Nvidia’s personal efficiency preview, the place it suggests RTX 5090 may be as much as twice as quick because the RTX 4090, additionally present a few video games the place there isn’t any DLSS 4 and even DLSS 3 in a single occasion to muddy the waters. Wanting on the Far Cry 6 outcomes, it seems the 5090 will supply about 27% extra efficiency than the 4090 in video games the place the brand new AI options aren’t a part of the equation. In A Plague Story: Requiem, the hole will increase to about 43% (sure, I am counting pixels!). Whereas within the video games that use DLSS 4 MFG (versus DLSS 3 FG), Nvidia reveals a 2.3X–2.45X enchancment.
Does that imply the RTX 5090 is or is not well worth the larger value? We expect it should largely rely on what you are doing. There’ll virtually definitely be lots of people and firms which can be fascinated about AI who will bounce on the likelihood to pay $1,999 for an RTX 5090. Those self same teams have been shopping for RTX 4090 playing cards for the previous couple of years. In generative AI testing, the 5090 additionally confirmed a large 2X bounce in efficiency utilizing Flux.dev.

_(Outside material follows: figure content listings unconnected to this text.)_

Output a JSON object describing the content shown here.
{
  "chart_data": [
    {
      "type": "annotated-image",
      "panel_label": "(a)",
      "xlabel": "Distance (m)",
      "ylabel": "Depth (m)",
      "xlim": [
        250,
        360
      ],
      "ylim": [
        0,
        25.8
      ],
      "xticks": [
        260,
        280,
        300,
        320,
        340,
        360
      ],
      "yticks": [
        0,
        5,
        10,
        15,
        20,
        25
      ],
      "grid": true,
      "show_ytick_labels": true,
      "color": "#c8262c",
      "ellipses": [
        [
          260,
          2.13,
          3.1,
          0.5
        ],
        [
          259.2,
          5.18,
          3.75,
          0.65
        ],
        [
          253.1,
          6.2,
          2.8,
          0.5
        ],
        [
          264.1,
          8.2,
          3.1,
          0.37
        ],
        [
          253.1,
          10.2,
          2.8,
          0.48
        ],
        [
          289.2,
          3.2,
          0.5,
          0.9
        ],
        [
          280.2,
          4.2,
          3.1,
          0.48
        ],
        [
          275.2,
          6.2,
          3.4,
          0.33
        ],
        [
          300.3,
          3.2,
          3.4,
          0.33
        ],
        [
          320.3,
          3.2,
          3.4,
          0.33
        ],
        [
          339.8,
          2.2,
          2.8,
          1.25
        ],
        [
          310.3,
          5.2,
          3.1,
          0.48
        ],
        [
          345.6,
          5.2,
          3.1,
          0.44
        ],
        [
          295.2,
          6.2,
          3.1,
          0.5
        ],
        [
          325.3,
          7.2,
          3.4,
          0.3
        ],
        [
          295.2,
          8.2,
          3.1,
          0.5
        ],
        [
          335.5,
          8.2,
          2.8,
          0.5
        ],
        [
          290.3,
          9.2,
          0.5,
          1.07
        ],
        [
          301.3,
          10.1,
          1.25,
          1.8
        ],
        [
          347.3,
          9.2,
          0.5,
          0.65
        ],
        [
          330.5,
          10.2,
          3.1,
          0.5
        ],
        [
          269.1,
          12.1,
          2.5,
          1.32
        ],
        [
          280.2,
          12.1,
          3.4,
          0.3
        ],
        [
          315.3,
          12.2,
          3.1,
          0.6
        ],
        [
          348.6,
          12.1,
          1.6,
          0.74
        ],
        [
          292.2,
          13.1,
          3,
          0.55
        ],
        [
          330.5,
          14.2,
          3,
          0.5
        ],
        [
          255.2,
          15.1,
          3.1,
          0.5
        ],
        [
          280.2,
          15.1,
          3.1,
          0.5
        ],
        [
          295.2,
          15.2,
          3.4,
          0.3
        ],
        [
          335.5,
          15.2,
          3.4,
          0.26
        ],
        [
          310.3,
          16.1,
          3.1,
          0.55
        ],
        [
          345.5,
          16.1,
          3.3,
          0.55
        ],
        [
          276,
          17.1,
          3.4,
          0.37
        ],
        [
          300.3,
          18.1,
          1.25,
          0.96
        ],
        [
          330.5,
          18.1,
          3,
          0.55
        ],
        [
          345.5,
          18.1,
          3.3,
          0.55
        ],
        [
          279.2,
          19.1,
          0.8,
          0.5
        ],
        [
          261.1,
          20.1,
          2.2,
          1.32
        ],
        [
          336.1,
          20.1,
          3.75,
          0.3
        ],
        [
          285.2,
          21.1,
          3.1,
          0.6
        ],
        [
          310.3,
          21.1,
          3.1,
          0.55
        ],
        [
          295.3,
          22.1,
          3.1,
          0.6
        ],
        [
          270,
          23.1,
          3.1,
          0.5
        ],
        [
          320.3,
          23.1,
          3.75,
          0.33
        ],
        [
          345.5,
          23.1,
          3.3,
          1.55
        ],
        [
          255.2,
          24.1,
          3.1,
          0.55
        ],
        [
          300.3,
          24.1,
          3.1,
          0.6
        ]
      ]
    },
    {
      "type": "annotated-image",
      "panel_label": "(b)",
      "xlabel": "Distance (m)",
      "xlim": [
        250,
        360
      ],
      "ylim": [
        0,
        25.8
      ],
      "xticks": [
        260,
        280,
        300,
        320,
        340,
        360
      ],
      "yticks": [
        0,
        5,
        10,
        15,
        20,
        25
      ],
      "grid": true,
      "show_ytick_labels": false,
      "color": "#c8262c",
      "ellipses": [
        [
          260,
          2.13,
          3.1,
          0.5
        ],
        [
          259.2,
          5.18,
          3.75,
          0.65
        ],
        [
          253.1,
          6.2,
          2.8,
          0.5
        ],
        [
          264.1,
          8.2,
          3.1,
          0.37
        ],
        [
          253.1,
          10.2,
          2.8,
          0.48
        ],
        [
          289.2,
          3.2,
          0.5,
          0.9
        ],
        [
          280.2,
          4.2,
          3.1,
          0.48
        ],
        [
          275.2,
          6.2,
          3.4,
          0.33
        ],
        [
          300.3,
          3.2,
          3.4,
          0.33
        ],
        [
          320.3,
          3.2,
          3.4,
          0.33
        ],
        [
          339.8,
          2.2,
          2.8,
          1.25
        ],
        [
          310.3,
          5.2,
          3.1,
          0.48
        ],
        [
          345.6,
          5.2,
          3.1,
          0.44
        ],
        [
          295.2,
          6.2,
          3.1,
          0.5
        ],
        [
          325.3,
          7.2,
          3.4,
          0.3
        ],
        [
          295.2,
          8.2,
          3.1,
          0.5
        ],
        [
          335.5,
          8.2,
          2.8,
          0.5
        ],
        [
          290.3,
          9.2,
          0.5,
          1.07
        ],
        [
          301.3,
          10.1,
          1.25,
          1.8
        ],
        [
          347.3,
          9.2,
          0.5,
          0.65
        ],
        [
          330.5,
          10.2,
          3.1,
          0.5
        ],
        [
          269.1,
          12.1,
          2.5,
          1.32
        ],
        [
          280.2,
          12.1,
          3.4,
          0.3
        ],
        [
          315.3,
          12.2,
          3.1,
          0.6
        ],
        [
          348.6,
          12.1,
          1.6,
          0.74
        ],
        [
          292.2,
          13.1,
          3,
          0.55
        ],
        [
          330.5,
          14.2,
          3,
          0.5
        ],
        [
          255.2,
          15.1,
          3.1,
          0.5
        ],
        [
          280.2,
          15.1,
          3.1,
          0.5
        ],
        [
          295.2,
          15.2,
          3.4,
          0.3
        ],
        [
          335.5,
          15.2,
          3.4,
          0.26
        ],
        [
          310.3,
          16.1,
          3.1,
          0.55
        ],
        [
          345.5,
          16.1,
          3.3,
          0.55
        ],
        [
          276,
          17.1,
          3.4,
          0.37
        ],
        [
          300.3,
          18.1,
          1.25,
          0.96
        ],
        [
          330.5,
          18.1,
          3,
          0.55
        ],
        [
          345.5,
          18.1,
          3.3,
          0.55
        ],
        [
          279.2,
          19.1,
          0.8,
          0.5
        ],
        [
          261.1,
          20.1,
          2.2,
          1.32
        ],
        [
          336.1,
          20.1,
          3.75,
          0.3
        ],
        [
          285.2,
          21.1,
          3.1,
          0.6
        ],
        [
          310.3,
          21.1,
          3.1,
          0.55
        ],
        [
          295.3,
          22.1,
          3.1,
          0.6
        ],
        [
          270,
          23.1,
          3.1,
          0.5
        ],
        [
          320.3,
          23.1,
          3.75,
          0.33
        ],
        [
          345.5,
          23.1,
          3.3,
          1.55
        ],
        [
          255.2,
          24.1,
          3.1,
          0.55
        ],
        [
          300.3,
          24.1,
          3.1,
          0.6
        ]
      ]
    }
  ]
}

However in case you’re principally enjoying video games, and you do not love body era? It is most likely not a foul thought to take a seat again and wait to see how issues develop for a bit. Perhaps DLSS 4 in precise use will appear and feel nice. Or possibly pulling as much as 575W of energy by way of the brand new 16-pin connector will lead to Meltgate Part 2. However nevertheless you slice it, two grand is some huge cash to spend on a gaming GPU — and you may undoubtedly need the remainder of your PC to be as much as the duty, as powering the RTX 5090 and offering a gentle stream of recreation updates will want a really potent PC.